O Manifesto Bar recebeu um bom público, embora um pouco abaixo do esperado, fato explicável pelo fato de grandes nomes do metal e rock que se apresentarão por aqui, como Kreator, Exodus e AC/DC. Muita gente com quem conversei na semana do show estava “quebrada” por causa dos ingressos para esses shows.
A abertura ficou por conta da boa banda Burn Down, que entrou no palco, às 0h25 do dia 17, apresentando um set list calcado no metal tradicional, com destaque para um cover do Ozzy Osbourne. Tudo ia indo muito bem, quando arrebenta uma corda da guitarra e a banda é obrigada a interromper o show. Depois de um breve intervalo, a banda anuncia que irá encerrar a apresentação por falta de condições técnicas, que na realidade se tratava da falta de uma guitarra reserva. É brincadeira! Uma banda que abre um show internacional cometer um deslize desses é fogo! Principalmente por se tratar de uma banda promissora, como o Burn Down. De repente, contudo, surge uma guitarra salvadora, e o show continua com mais duas músicas. Mas que a banda passou uma imagem desagradável, isso passou.
Por volta das 1h30 começa a movimentação dos membros do Tempestt – BJ (guitarra), Paulo Soza (baixo), Gabriel Triani (bateria) e Leo Mancini (guitarra). E às 1h45, a bateria de Gabriel já alucinava os presentes. O show começava com a batida mortal de “Painkiller”, clássico do Judas Priest.

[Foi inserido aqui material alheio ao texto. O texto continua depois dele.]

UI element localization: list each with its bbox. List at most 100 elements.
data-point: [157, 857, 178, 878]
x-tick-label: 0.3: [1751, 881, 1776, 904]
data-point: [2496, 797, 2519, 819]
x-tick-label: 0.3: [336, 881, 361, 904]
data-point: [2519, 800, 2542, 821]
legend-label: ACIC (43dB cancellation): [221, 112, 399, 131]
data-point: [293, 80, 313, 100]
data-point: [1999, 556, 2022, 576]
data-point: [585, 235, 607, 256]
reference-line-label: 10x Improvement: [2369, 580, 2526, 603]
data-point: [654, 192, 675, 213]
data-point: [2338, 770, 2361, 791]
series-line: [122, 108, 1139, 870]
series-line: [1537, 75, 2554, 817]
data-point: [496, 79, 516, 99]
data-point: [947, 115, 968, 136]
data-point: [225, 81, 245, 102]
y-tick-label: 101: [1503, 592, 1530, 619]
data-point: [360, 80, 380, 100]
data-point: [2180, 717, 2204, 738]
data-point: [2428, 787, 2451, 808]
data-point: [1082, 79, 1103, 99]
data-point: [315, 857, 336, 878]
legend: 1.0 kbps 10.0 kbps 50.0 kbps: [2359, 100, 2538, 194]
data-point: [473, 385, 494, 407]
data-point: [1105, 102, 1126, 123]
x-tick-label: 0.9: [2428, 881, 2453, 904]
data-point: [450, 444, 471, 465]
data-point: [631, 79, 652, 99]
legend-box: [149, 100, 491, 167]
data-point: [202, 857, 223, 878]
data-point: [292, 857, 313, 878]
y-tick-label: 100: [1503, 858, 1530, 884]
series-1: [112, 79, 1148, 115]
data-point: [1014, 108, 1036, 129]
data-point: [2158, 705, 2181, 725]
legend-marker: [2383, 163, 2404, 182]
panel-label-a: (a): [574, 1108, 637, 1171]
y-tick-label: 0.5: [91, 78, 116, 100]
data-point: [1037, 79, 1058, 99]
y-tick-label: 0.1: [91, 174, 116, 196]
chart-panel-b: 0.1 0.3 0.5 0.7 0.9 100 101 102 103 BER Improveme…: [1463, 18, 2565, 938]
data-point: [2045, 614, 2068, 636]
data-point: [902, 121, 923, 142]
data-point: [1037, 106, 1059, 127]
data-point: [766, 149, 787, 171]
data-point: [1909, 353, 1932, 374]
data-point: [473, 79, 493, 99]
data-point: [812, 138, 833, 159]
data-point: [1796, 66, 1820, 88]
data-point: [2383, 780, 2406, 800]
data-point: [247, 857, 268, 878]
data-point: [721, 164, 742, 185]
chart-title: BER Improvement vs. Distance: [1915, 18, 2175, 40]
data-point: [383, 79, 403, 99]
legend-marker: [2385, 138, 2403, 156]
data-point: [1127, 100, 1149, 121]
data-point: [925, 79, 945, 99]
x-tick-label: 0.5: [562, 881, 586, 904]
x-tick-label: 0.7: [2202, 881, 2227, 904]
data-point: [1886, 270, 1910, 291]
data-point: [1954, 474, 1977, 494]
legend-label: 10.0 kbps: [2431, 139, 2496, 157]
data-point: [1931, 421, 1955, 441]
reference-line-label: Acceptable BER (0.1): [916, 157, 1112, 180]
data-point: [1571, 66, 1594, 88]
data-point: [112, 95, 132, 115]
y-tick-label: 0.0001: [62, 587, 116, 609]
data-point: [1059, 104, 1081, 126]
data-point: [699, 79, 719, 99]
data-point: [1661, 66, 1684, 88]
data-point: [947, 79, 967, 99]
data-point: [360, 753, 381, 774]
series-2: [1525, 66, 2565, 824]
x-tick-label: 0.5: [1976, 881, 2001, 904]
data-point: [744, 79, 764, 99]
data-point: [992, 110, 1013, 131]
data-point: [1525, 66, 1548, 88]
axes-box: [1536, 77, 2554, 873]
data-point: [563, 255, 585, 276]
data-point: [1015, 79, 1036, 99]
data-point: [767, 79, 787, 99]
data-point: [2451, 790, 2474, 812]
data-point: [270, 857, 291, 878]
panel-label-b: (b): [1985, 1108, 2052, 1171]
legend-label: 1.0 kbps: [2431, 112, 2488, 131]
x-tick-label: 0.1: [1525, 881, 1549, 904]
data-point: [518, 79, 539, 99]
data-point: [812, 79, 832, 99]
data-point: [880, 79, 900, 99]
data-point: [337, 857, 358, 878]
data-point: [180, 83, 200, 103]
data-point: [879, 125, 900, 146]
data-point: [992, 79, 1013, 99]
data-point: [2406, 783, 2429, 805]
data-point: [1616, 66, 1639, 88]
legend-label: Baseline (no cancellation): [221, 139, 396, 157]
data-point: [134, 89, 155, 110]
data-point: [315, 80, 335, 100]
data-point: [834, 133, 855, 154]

Ripper entra no palco, de boné e óculos, já detonando na música que era cantada em uníssono pela galera. Em seguida, não dando tempo para ninguém respirar, ele vem com a clássica pergunta: “What’s My Name?”. E a galera: “Ripper!”. Foi a senha para a segunda pedrada, com mais esse clássico do Judas.
A trinca inicial é fechada com “Burn In Hell”, do álbum “Jugulator”, também da banda de Birmigham.
Ripper foi bem simpático, conversando e brincando com o público. Embora tenha vindo para divulgar seu trabalho solo, a maior parte das músicas do show eram do Judas. Também foram tocadas “Eletric Eye”, a fantástica “Breaking The Law”, “The Green Manalishi” (em soberba interpretação) e “Living Afer Midnight”, que ficou para o encerramento. De seu novo trabalho, apenas a música “Believe”.
Ripper também cantou alguns covers, como “Higway Star” (Deep Purple) com boa participação de BJ nos backing vocais, “Sympton Of The Universe” (Black Sabbath) e “Flight Of Icarus” (Iron Maiden), todas interpretadas de forma magistral.
Ripper fez um ótimo show. Sua garganta está em plena forma, principalmente nos agudos. No show, porém, não foi cantada nenhuma música do Iced Earth e também não houve bis. Ainda assim, foi uma grande noite.